Crude oil benchmarks tumbled Wednesday following Tehran’s indication that it detected encouraging signals from Washington regarding a potential end to the naval restrictions at the Strait of Hormuz. The news emerged as energy markets attempted to interpret conflicting messaging from both capitals.
Brent crude futures declined by as much as 2% to approximately $97 per barrel. The US West Texas Intermediate benchmark dropped roughly 1.2% to settle at $84.95. The pullback follows nearly 9% gains recorded across the prior two trading sessions for both contracts.
Brent Crude Oil Last Day Financ (BZ=F)
Amir-Saeid Iravani, Iran’s United Nations representative, informed journalists that Tehran would be prepared to participate in Islamabad-based negotiations should Washington withdraw its naval enforcement. He emphasized Iran’s willingness to pursue diplomatic resolution through dialogue.
President Trump announced an indefinite extension to the ceasefire arrangement with Tehran on Tuesday. However, he maintained the naval blockade measures, stating that military operations would pause while communications proceed through various channels.

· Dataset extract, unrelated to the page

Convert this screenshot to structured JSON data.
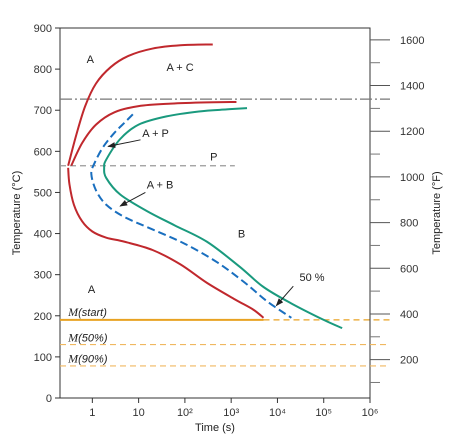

Under normal circumstances, the Strait of Hormuz facilitates the transit of roughly one-fifth of the world’s crude petroleum. Since Iran implemented effective closure measures in late February, energy prices have climbed sharply. American pump prices have surged approximately 40% since hostilities commenced.
Oil market turbulence has reached levels unseen since the 2020 Covid-19 pandemic disrupted global consumption. Market participants have reacted to each development, yet actual supply availability remains severely limited.
Tehran has maintained its position that the strait will stay closed as long as US Naval forces continue intercepting commercial vessels. Washington confirmed boarding a sanctioned petroleum tanker Tuesday and has redirected a combined 28 ships since enforcement operations commenced.
Despite the restrictions, at least two fully loaded Iranian tankers successfully navigated past American warships this week, delivering an estimated 9 million barrels to international markets.
Scheduled negotiations in Pakistan disintegrated this week when both nations declined participation. US Vice President JD Vance scrapped his planned Islamabad visit, while Iranian sources indicated Tehran informed Washington it would not dispatch representatives.
Treasury Secretary Scott Bessent announced continued application of “maximum pressure” tactics against Iran, including efforts to restrict petroleum exports through Kharg Island, Tehran’s primary crude shipping facility.
The majority of Iranian crude supplies flow to independent Chinese refineries, which face reduced exposure to Western sanctions. Beijing has publicly criticized the American sanction regime.
American petroleum reserves contracted by 4.4 million barrels during the week concluding April 17, according to American Petroleum Institute figures, substantially exceeding the anticipated 1 million barrel reduction.